Convencido da existência de indícios da paternidade, o juiz fixará alimentos
gravídicos que perdurarão até o nascimento da criança, sopesando as
necessidades da parte autora e as possibilidades da parte ré. - Parágrafo único. Após o
nascimento com vida, os alimentos gravídicos ficam convertidos em pensão
alimentícia em favor do menor até que uma das partes solicite a sua revisão”.
Nesse passo,
devidos são os alimentos ao nascituro, embora auferidos pela gestante no curso
da gravidez. Entende-se que os alimentos gravidicos abrangem as despesas da
gestação, como alimentação especial, assistências médica e psicológica, com
exames e terapêuticas, dentre outras despesas, e incluem as do parto, não exauriente
o rol do art. 2º da reportada lei.
Tem-se, então, que
grávida a mulher, a primeira palavra é a sua, em face do filho nascituro, para
dizer quem é o pai, na demanda dos alimentos, independente de um prévio
reconhecimento da paternidade ou de admissão voluntária daquele. Afinal, deixar
o filho sem alimentos, devidos pelo imputado pai, na fase gestacional,
sujeitando-o a uma desnutrição ou carência alimentar - tudo a comprometer a boa
formação do feto – significaria, em desvio lógico perverso, privilegiar o
direito à dúvida da paternidade imputada em manifesto detrimento à efetiva
proteção integral ao nascituro e ao seu direito de nascer.
Em ser assim, a
leitura do artigo 6º, caput, da Lei nº 11.804/08 está a merecer prova
indiciária minima e não exuberante. “Em ações dessa espécie, o juiz, de regra,
vê-se diante de um paradoxo: de um lado, a prova geralmente é franciscana e, de
outro, há necessidade premente de fixação da verba, sob pena de tornar-se
inócua a pretensão, pois, até que se processe a instrução do feito, o bebê já
terá nascido”.
É nessa linha, o
mais recente julgado a respeito, de 16.10.2014, pela 8ª Câmara Civel do
Tribunal de Justiça do Rio Grande do Sul: Indicações de romance, mensagens
afetivas trocadas entre o casal, fotografias do par demonstrativas de afeto,
justamente em época coincidente com a concepção, tais indícios são suficientes
para que se tenha demonstrado o requisito para a fixação de alimentos
gravídicos, ou seja, para obrigar o suposto pai a pagar a pensão alimentícia de
ventre.

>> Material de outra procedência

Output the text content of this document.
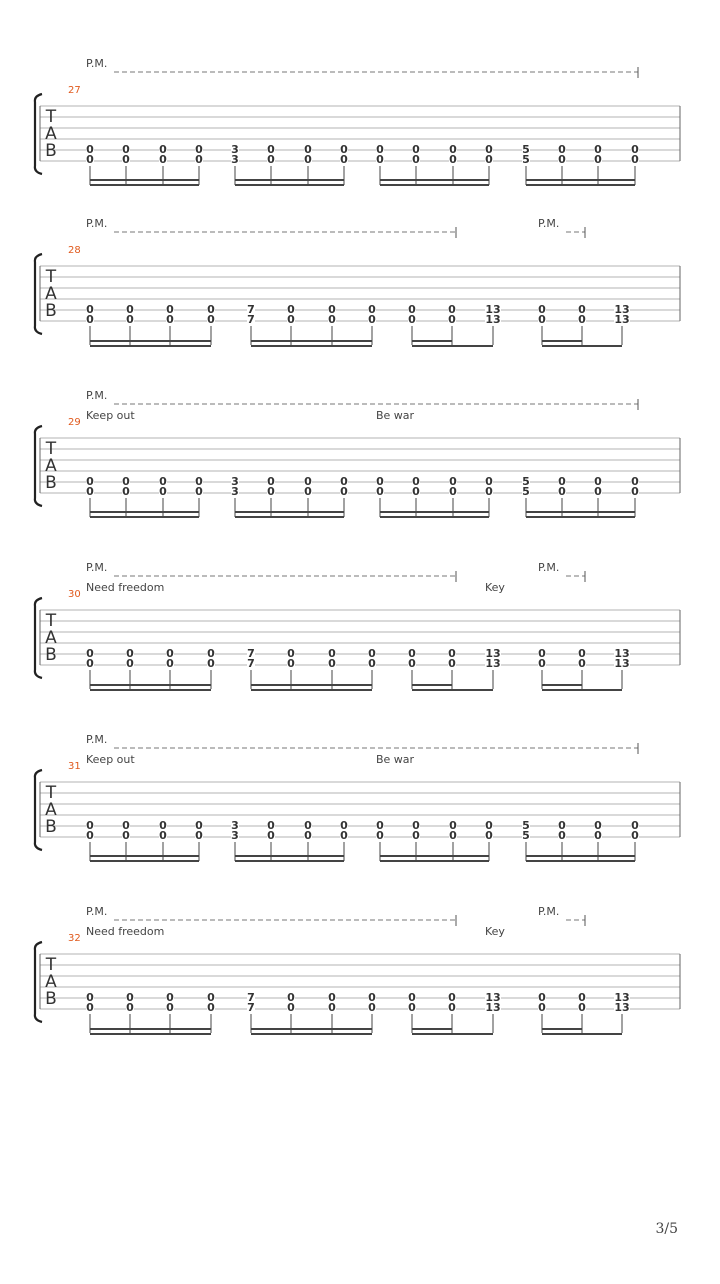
P.M.
27
T
A
B	0
0
0
0
0
0
0
0
3
3
0
0
0
0
0
0
0
0
0
0
0
0
0
0
5
5
0
0
0
0
0
0
P.M.	P.M.
28
T
A
B	0
0
0
0
0
0
0
0
7
7
0
0
0
0
0
0
0
0
0
0
13
13
0
0
0
0
13
13
Keep out	Be war
P.M.
29
T
A
B	0
0
0
0
0
0
0
0
3
3
0
0
0
0
0
0
0
0
0
0
0
0
0
0
5
5
0
0
0
0
0
0
Need freedom	Key
P.M.	P.M.
30
T
A
B	0
0
0
0
0
0
0
0
7
7
0
0
0
0
0
0
0
0
0
0
13
13
0
0
0
0
13
13
Keep out	Be war
P.M.
31
T
A
B	0
0
0
0
0
0
0
0
3
3
0
0
0
0
0
0
0
0
0
0
0
0
0
0
5
5
0
0
0
0
0
0
Need freedom	Key
P.M.	P.M.
32
T
A
B	0
0
0
0
0
0
0
0
7
7
0
0
0
0
0
0
0
0
0
0
13
13
0
0
0
0
13
13
3/5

É um chamado à responsabidade parental.
Aqui segue a
advertência do acórdão gaúcho: “assinale-se, também, que de acordo com o que
ensinam as regras de experiência, são percentualmente insignificantes os casos
em que uma ação investigatória resulta improcedente, o que confere
credibilidade em geral, à palavra da mulher, na indicação do pai de seu filho,
mormente quando, no caso, tratando-se o demandado de pessoa de parcos recursos,
não se percebe nenhum interesse econômico que possa subjazer a esta pretensão”.
Dele extrai-se, por
corolário lógico, um importante aviso ético: as mensagens e fotos afetivas em
trânsito nas redes sociais servirão, sem dúvida, ao “book digital” do filho que
virá a nascer.
JONES
FIGUEIRÊDO ALVES – O autor do artigo é
desembargador decano do Tribunal de Justiça de Pernambuco. Diretor nacional do
Instituto Brasileiro de Direito de Família (IBDFAM), coordena a Comissão de
Magistratura de Família. Autor de obras jurídicas de
direito civil e processo civil. Integra a Academia Pernambucana de Letras
Jurídicas (APLJ).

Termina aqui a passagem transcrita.